Sullivan stars as Malcolm Haywood, a comically exasperated elderly African-American man whose door is kicked in by police every week because of a glitch in their database. The only thing keeping him from being shot by panicky cops is a new recruit named Emily Militis (Lisa HoriGarcia, bursting with innocent idealism), who still thinks she’s there to serve and protect citizens and doesn’t yet see everyone as a potential threat.
Always hanging around Haywood’s apartment is his neighbor Lluis (an amusingly mischievous Hugo E. Carbajal), an undocumented immigrant with a foolproof gambit of deflecting police by putting on a Yiddish accent and inviting them to play pinochle.
George P. Scott plays Haywood’s upstanding young grandson Nathaniel, freshly returned from serving in the army in Afghanistan, and Malcolm immediately starts prodding him to re-enlist. Malcolm, who keeps talking big about his ’60s radical days, says it’s all part of their plan to prepare for the revolution, but his real concern isn’t hard to guess: A young black man is safer on a battlefield overseas than he is just minding his own business at home in the USA.
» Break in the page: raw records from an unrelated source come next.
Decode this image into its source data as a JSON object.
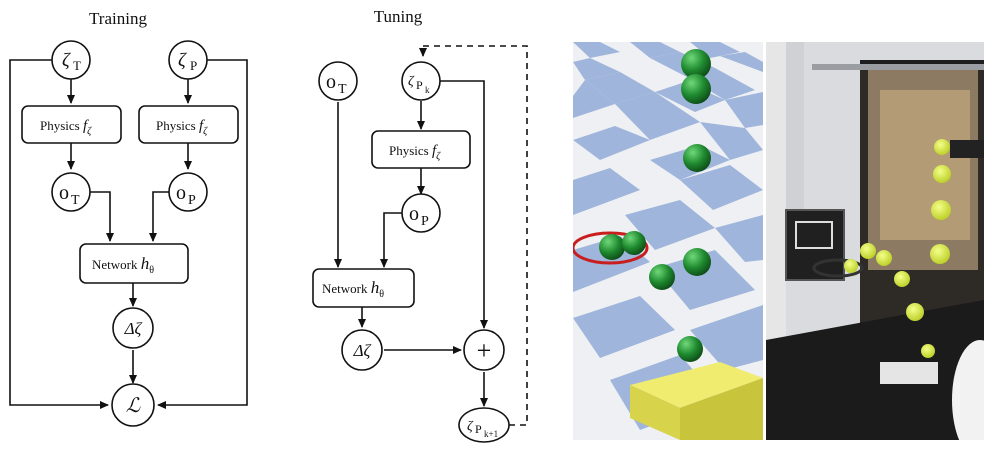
{
  "training": {
    "title": "Training",
    "zeta_t": {
      "sym": "ζ",
      "sub": "T"
    },
    "zeta_p": {
      "sym": "ζ",
      "sub": "P"
    },
    "physics_left": {
      "label": "Physics ",
      "f": "f",
      "sub": "ζ"
    },
    "physics_right": {
      "label": "Physics ",
      "f": "f",
      "sub": "ζ"
    },
    "o_t": {
      "sym": "o",
      "sub": "T"
    },
    "o_p": {
      "sym": "o",
      "sub": "P"
    },
    "network": {
      "label": "Network ",
      "h": "h",
      "sub": "θ"
    },
    "delta": "Δζ",
    "loss": "ℒ"
  },
  "tuning": {
    "title": "Tuning",
    "o_t": {
      "sym": "o",
      "sub": "T"
    },
    "zeta_pk": {
      "sym": "ζ",
      "sub": "P",
      "subsub": "k"
    },
    "physics": {
      "label": "Physics ",
      "f": "f",
      "sub": "ζ"
    },
    "o_p": {
      "sym": "o",
      "sub": "P"
    },
    "network": {
      "label": "Network ",
      "h": "h",
      "sub": "θ"
    },
    "delta": "Δζ",
    "plus": "+",
    "zeta_pk1": {
      "sym": "ζ",
      "sub": "P",
      "subsub": "k+1"
    }
  },
  "colors": {
    "sim_ball": "#1f8a2f",
    "sim_box": "#e2de49",
    "sim_ring": "#c81e1e",
    "tile_blue": "#9fb5db",
    "tennis_ball": "#d8ea3a"
  }
}
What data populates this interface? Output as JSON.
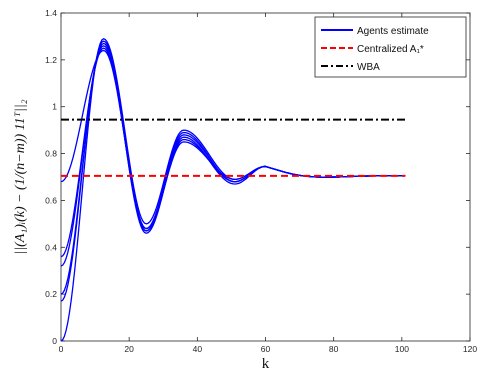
{
  "chart_data": {
    "type": "line",
    "xlabel": "k",
    "ylabel": "||(A₁)ᵢ(k) − (1/(n−m)) 11ᵀ||₂",
    "xlim": [
      0,
      120
    ],
    "ylim": [
      0,
      1.4
    ],
    "xticks": [
      "0",
      "20",
      "40",
      "60",
      "80",
      "100",
      "120"
    ],
    "yticks": [
      "0",
      "0.2",
      "0.4",
      "0.6",
      "0.8",
      "1",
      "1.2",
      "1.4"
    ],
    "grid": false,
    "legend_position": "top-right",
    "colors": {
      "agents": "#0000ff",
      "centralized": "#ff0000",
      "wba": "#000000"
    },
    "series": [
      {
        "name": "Agents estimate",
        "style": "solid",
        "color": "#0000ff",
        "curves": [
          {
            "start": 0.0,
            "peak": 1.29,
            "trough": 0.5,
            "peak2": 0.9,
            "tr2": 0.69
          },
          {
            "start": 0.17,
            "peak": 1.28,
            "trough": 0.48,
            "peak2": 0.89,
            "tr2": 0.68
          },
          {
            "start": 0.2,
            "peak": 1.27,
            "trough": 0.47,
            "peak2": 0.88,
            "tr2": 0.68
          },
          {
            "start": 0.32,
            "peak": 1.26,
            "trough": 0.46,
            "peak2": 0.87,
            "tr2": 0.67
          },
          {
            "start": 0.36,
            "peak": 1.25,
            "trough": 0.47,
            "peak2": 0.86,
            "tr2": 0.68
          },
          {
            "start": 0.68,
            "peak": 1.24,
            "trough": 0.48,
            "peak2": 0.85,
            "tr2": 0.69
          }
        ]
      },
      {
        "name": "Centralized A₁*",
        "style": "dashed",
        "color": "#ff0000",
        "x": [
          0,
          101
        ],
        "y": [
          0.705,
          0.705
        ]
      },
      {
        "name": "WBA",
        "style": "dashdot",
        "color": "#000000",
        "x": [
          0,
          101
        ],
        "y": [
          0.945,
          0.945
        ]
      }
    ]
  }
}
The small cast of four plays many other parts in the course of the 80-minute show. Carbajal portrays a powerhungry police chief who spreads fear of a new street drug called “SNORF” to provide a pretext for police raids and keep funds rolling in for military-style equipment. Sullivan plays the craven, scheming mayor and a scarily overenthusiastic police cadet who obsessively quotes action movies.
As convoluted as the setup seems, Sullivan’s script is one of his sharper and more focused ones for the company, with deft running gags and a powerful wallop of a reality check lurking under the satirical silliness. The songs by Ira Marlowe are few and largely lackluster, but there’s an appropriately stirring closing number to drive the message home.
Briskly directed by former Troupe member Andrea Snow, the show is high-energy and often hilarious while also serving as a sobering depiction of how entire segments of the population can be automatically seen as a threat because of the color of their skin in this supposedly “postracial” society.